“O homem: corda sobre um abismo, passagem e declínio” – NIETZSCHE

Mas Zaratustra olhou para o povo e se admirou. Então falou assim:

O homem é uma corda, atada entre o animal e o super-homem — uma corda sobre um abismo.

Um perigoso para-lá, um perigoso a-caminho, um perigoso olhar-para-trás, um perigoso estremecer e se deter.

Grande, no homem, é ser ele uma ponte e não um objetivo: o que pode ser amado, no homem, é ser ele uma passagem e um declínio.

Amo aqueles que não sabem viver a não ser como quem declina, pois são os que passam.

Amo os grandes desprezadores, porque são os grandes reverenciadores, e flechas de anseio pela outra margem.

Amo aqueles que não buscam primeiramente atrás das estrelas uma razão para declinar e serem sacrificados: mas que se sacrificam à terra, para que um dia a terra venha a ser
do super-homem.

Amo aquele que vive para vir a conhecer, e que quer conhecer para que um dia viva o super-homem.
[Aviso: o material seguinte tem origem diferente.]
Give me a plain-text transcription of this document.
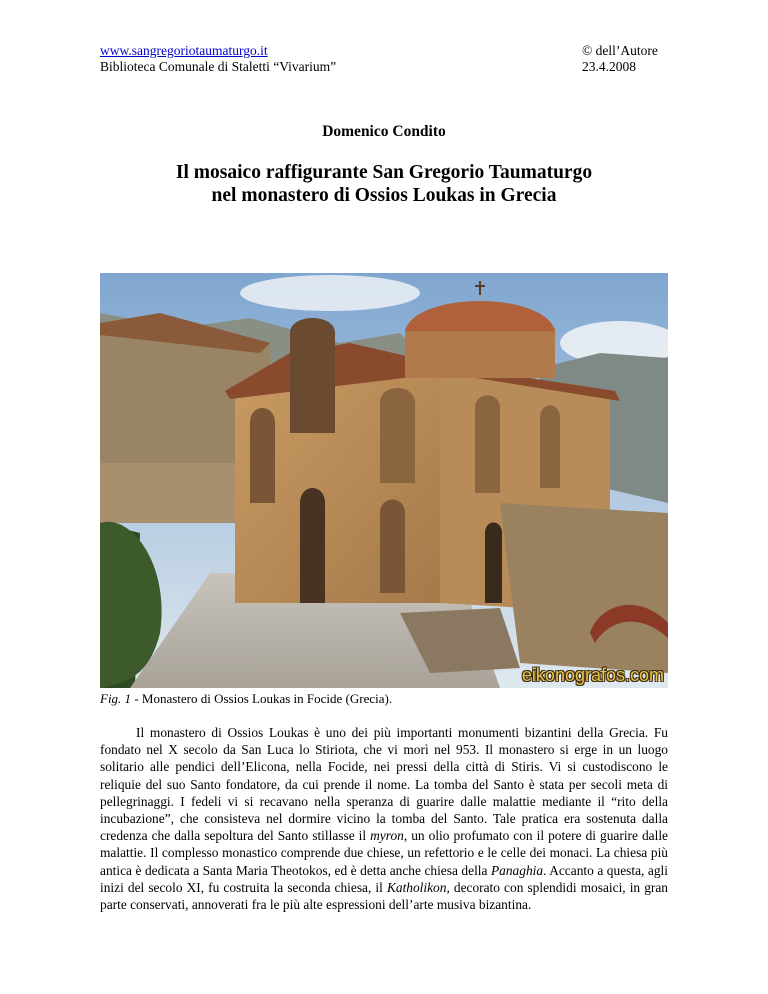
www.sangregoriotaumaturgo.it
Biblioteca Comunale di Staletti “Vivarium”
© dell’Autore
23.4.2008
Domenico Condito
Il mosaico raffigurante San Gregorio Taumaturgo
nel monastero di Ossios Loukas in Grecia
eikonografos.com
Fig. 1 - Monastero di Ossios Loukas in Focide (Grecia).

Il monastero di Ossios Loukas è uno dei più importanti monumenti bizantini della Grecia. Fu fondato nel X secolo da San Luca lo Stiriota, che vi morì nel 953. Il monastero si erge in un luogo solitario alle pendici dell’Elicona, nella Focide, nei pressi della città di Stiris. Vi si custodiscono le reliquie del suo Santo fondatore, da cui prende il nome. La tomba del Santo è stata per secoli meta di pellegrinaggi. I fedeli vi si recavano nella speranza di guarire dalle malattie mediante il “rito della incubazione”, che consisteva nel dormire vicino la tomba del Santo. Tale pratica era sostenuta dalla credenza che dalla sepoltura del Santo stillasse il myron, un olio profumato con il potere di guarire dalle malattie. Il complesso monastico comprende due chiese, un refettorio e le celle dei monaci. La chiesa più antica è dedicata a Santa Maria Theotokos, ed è detta anche chiesa della Panaghia. Accanto a questa, agli inizi del secolo XI, fu costruita la seconda chiesa, il Katholikon, decorato con splendidi mosaici, in gran parte conservati, annoverati fra le più alte espressioni dell’arte musiva bizantina.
E assim quer o seu declínio.

Amo aquele que trabalha e inventa, para construir a casa para o super-homem e lhe preparar terra, bicho e planta: pois assim quer o seu declínio.

Amo aquele que ama a sua virtude: pois virtude é vontade de declínio e uma flecha de anseio.

Amo aquele que não guarda uma gota de espírito para si, mas quer ser inteiramente o espírito de sua virtude: assim anda ele como espírito sobre a ponte.

Amo aquele que faz, de sua virtude, seu pendor e sua fatalidade: assim quer ele, por causa de sua virtude, ainda viver e não mais viver.

Amo aquele que não quer ter virtudes demais. Uma virtude é mais virtude do que duas, pois significa mais laços em que a fatalidade pende.

Amo aquele cuja alma esbanja a si mesma, que não quer gratidão e não devolve: pois ele sempre doa e não quer se guardar.

Amo aquele que se envergonha quando o dado cai a seu favor, e que então pergunta: sou um jogador desleal? — pois ele quer perecer.

Amo aquele que lança à frente dos seus atos palavras de ouro e faz sempre mais do que promete: pois ele quer o seu declínio.

Amo aquele que justifica os vindouros e redime os passados: pois quer perecer devido aos presentes.

Amo aquele que açoita seu deus porque ama seu deus: pois tem de perecer da ira de seu deus.

Amo aquele cuja alma é profunda também no ferimento, e que pode perecer de uma pequena vivência: assim passa de bom grado sobre a ponte.

Amo aquele cuja alma transborda de cheia, de modo que esquece a si próprio e todas as coisas estão nele: assim, todas as coisas se tornam seu declínio.

Amo aquele de espírito livre e coração livre: assim, sua cabeça não passa de entranhas do seu coração, mas seu coração o impele ao declínio.

Amo todos aqueles que são como gotas pesadas, caindo uma a uma da negra nuvem que paira sobre os homens: eles anunciam a chegada do raio, e como arautos perecem.

Vede, eu sou um arauto do raio e uma pesada gota da nuvem: mas esse raio se chama super-homem. —

NIETZSCHE, Friedrich, Assim falou Zaratustra, Prólogo, § 4. Trad. de Paulo César de Souza. São Paulo: Cia das Letras, 2011.